3.200 nouveaux GI’s débarquent en Irak

Quelque 3.200 GI’s sont arrivés en renfort à Bagdad, dimanche, au lendemain d’une journée meurtrière au cours de laquelle 19 soldats américains sont morts dans des attaques et d’une chute d’hélicoptère. Douze soldats, huit passagers et quatre membres d’équipage, ont ainsi péri samedi après-midi lorsqu’un hélicoptère américain s’est écrasé au nord-est de Bagdad, a annoncé dimanche l’armée américaine, révisant à la baisse un premier bilan faisant état de 13 tués.
L’armée a ouvert une enquête pour élucider les causes du crash le plus grave pour les Etats-Unis en Irak depuis trois ans.
Parallèlement, des soldats américains ont été attaqués dans la ville sainte chiite de Kerbala, à 110 km au sud de Bagdad, par des miliciens qui ont ouvert le feu à l’aide d’armes automatiques, de grenades et de mortiers.
Cinq soldats américains ont été tués et trois blessés dans ces affrontements, qui se sont produits alors qu’une cellule de crise était réunie dans un local de la ville pour définir les mesures de sécurité à prendre pendant les cérémonies chiites de l’Achoura.
La province de Kerbala, qui relève de l’autorité des soldats polonais déployés dans le cadre de la Force multinationale, connaît peu de violences, mais l’attaque de samedi survient après une série d’arrestations de chefs de groupes armés et de milices chiites dans le pays.
Deux autres soldats américains ont péri samedi dans l’explosion de bombes artisanales, dans le nord de Bagdad et dans le nord de l’Irak.
Depuis l’invasion de l’Irak en mars 2003, au moins 3.044 militaires américains et personnels assimilés sont morts dans ce pays, selon un décompte établi à partir des chiffres du Pentagone.
Un soldat britannique a par ailleurs péri dimanche matin dans l’explosion d’une bombe, près de Bassorah (550 km au sud de Bagdad), au passage de sa patrouille. C’est donc au lendemain de cette journée sanglante que l’armée américaine a annoncé que la deuxième brigade de la 82e division aéroportée, qui compte près de 3.200 soldats, est arrivée à Bagdad et sera "pleinement opérationnelle vers le 1er février".
«Sa mission sera d’assister les forces de sécurité irakiennes pour nettoyer, contrôler et tenir les points-clés de la capitale, réduire la violence et jeter les bases d’une transition vers un contrôle de Bagdad par les seules forces irakiennes», a ajouté l’armée. Il s’agit de la première des cinq brigades américaines, comptant au total 17.500 soldats, dont le président George W. Bush avait annoncé le 11 janvier l’envoi par étapes, dans le cadre du nouveau plan destiné à lutter contre les violences confessionnelles à Bagdad. La capitale irakienne est en proie à des violences qui ont fait plus de 16.800 morts au cours de l’année 2006, selon les Nations Unies.

Moqtada al-Sadr met fin à son boycott
Le parti de l’imam radical chiite Moqtada al-Sadr a annoncé, dimanche, la levée du boycott politique qu’il avait entrepris voilà sept semaines pour protester contre la rencontre entre le Premier ministre irakien Nouri al-Maliki et le président américain George W. Bush.
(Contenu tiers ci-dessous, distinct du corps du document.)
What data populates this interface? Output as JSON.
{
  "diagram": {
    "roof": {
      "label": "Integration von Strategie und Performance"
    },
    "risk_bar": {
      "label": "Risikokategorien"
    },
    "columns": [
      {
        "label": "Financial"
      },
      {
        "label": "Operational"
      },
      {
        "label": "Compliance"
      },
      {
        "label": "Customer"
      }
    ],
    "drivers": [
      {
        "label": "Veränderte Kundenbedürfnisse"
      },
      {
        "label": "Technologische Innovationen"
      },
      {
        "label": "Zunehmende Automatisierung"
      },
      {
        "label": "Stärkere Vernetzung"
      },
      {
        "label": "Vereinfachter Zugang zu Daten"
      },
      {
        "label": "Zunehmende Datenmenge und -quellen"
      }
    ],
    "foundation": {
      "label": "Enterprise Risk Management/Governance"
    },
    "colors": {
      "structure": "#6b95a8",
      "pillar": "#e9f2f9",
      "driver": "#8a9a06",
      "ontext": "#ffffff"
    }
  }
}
Cette décision intervient au moment où le mouvement sadriste est l’objet de pressions destinées à réduire les violences de sa milice, dont les chefs sont la cible de raids américano-irakiens. «Nous annonçons notre retour au Parlement, nous assisterons à la séance de ce jour », a déclaré Bahaa al-Araji, l’un des 30 députés de la mouvance sadriste.
Le parti de Moqtada al-Sadr compte également six ministres parmi les 38 membres du gouvernement irakien.